The drive to the precinct was the usual slow crawl through Gotham's damp streets, but today it felt thicker with the news still turning in his head. Rain streaked the windshield in steady lines, the wipers thumping rhythmically—squeak-thump, squeak-thump—pushing water aside only for more to gather. Traffic was light but sluggish, brake lights glowing red through the mist ahead.

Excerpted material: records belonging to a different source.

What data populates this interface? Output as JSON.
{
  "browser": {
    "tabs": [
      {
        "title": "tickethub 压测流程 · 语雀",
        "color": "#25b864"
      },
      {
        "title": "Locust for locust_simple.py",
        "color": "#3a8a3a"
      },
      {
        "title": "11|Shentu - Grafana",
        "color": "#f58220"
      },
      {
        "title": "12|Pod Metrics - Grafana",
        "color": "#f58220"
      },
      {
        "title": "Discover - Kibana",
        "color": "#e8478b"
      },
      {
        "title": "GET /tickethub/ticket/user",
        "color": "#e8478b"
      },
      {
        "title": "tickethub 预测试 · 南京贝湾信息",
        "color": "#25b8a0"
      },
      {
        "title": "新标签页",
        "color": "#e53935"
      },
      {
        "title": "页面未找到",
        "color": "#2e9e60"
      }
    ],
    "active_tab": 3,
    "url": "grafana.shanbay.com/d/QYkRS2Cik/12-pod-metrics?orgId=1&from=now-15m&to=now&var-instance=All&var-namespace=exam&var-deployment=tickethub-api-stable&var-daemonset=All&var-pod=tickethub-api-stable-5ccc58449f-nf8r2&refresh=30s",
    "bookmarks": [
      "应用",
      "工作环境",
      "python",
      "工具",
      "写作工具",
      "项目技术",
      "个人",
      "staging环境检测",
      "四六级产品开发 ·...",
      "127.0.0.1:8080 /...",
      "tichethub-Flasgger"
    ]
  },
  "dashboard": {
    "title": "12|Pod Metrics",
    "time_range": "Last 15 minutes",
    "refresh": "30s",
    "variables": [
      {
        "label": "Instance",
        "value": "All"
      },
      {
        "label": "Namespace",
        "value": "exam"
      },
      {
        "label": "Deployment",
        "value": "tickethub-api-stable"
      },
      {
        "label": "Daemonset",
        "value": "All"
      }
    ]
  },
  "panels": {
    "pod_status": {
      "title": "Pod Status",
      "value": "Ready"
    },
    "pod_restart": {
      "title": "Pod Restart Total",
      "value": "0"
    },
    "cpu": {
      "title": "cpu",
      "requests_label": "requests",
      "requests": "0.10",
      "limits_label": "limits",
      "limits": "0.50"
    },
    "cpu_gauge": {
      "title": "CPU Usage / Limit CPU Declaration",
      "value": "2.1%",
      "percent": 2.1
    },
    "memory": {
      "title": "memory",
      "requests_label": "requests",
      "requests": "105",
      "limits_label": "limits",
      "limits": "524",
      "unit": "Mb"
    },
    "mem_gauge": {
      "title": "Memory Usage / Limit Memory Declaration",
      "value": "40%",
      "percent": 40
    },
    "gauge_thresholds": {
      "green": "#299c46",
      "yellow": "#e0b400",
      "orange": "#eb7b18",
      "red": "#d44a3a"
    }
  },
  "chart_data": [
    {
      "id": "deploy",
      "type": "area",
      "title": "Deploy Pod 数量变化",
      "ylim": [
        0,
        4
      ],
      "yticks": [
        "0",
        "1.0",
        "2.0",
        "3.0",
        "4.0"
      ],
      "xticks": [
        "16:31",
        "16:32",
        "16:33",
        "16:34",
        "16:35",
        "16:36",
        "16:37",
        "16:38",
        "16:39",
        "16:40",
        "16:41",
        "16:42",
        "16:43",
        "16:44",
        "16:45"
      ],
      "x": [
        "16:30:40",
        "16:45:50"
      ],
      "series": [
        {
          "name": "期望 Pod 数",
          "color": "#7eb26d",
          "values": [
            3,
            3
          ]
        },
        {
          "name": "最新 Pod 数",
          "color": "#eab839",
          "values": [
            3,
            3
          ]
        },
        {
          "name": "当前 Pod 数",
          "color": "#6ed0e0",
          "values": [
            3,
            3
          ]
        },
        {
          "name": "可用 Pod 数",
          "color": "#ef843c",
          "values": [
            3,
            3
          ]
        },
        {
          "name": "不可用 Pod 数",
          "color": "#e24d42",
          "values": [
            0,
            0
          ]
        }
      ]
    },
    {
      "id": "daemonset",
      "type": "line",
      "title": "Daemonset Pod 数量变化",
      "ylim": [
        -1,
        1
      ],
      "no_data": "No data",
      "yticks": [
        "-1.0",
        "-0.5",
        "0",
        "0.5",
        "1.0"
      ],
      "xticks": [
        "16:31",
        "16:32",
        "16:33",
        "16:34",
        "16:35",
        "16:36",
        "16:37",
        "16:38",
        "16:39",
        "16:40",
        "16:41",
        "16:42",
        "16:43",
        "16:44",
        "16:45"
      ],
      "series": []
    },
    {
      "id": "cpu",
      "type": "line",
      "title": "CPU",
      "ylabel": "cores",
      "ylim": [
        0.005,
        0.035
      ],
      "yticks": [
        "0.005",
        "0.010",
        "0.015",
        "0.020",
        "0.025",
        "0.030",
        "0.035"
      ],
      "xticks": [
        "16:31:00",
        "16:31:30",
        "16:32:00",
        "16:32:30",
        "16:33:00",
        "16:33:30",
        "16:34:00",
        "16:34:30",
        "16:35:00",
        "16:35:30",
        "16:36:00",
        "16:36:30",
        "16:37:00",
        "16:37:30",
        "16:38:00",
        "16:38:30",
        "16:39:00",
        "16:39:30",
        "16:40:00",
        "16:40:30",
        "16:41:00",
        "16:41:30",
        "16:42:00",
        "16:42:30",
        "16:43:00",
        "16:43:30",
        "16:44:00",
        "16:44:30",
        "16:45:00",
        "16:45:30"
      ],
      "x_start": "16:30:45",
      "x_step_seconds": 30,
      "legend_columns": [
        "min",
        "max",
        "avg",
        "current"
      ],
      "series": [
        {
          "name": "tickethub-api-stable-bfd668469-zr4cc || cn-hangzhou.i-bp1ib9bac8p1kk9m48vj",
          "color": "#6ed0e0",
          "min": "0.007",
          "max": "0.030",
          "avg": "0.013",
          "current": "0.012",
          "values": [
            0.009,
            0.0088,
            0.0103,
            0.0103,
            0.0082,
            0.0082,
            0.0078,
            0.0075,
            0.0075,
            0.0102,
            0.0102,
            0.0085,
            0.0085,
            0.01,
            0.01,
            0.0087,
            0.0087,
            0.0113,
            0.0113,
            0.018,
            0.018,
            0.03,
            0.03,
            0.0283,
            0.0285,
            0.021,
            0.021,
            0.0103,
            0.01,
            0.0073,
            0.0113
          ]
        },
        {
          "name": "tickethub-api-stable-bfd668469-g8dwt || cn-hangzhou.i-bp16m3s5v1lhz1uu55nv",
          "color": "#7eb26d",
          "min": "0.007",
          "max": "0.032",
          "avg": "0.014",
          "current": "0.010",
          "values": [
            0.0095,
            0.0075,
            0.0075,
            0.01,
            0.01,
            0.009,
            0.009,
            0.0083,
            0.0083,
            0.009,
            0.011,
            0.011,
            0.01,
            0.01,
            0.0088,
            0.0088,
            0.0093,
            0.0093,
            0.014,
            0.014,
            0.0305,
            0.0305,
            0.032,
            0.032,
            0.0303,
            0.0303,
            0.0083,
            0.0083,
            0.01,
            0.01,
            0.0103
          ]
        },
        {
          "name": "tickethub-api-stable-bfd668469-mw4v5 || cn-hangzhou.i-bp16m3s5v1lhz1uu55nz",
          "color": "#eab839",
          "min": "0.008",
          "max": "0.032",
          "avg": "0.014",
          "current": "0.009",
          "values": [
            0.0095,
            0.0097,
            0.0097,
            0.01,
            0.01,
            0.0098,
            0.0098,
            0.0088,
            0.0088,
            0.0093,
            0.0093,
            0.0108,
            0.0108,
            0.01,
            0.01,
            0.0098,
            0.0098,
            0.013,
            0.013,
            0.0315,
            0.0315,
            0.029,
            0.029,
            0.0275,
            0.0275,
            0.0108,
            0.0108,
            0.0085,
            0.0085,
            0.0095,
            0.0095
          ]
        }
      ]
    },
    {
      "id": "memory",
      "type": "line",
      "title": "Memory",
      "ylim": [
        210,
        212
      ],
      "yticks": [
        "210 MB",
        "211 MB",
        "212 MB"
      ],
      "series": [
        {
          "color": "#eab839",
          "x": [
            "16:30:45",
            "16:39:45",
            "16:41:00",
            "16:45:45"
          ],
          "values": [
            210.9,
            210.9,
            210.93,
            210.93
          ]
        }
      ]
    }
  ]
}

The city smelled like wet asphalt and exhaust even with the windows cracked. Vieri kept one hand on the wheel, the other resting near the radio as he navigated the familiar routes—past the skeletal trees of his neighborhood, onto the broader avenues lined with aging buildings and flickering neon signs that never quite turned off.
The radio crackled to life almost immediately, dispatch voices cutting through the static with the usual morning litany of Gotham's low-level chaos.
"Unit 12, Unit 12, we have a 10-10 at 14th and Kane—domestic disturbance, female caller reports male subject breaking furniture and threatening to harm himself. Backup requested, possible weapons involved."
Vieri's fingers tapped lightly on the wheel as he listened. Another one. The kind that usually ended with someone in cuffs or on a stretcher, the cycle repeating tomorrow.
A second call overlapped slightly, the dispatcher's voice calm but clipped. "All units in the Bowery sector, be advised of multiple reports of a 10-35—possible gang activity near the old Falcone warehouse. Suspects described as armed, at least four individuals. Possible drug-related. Proceed with caution."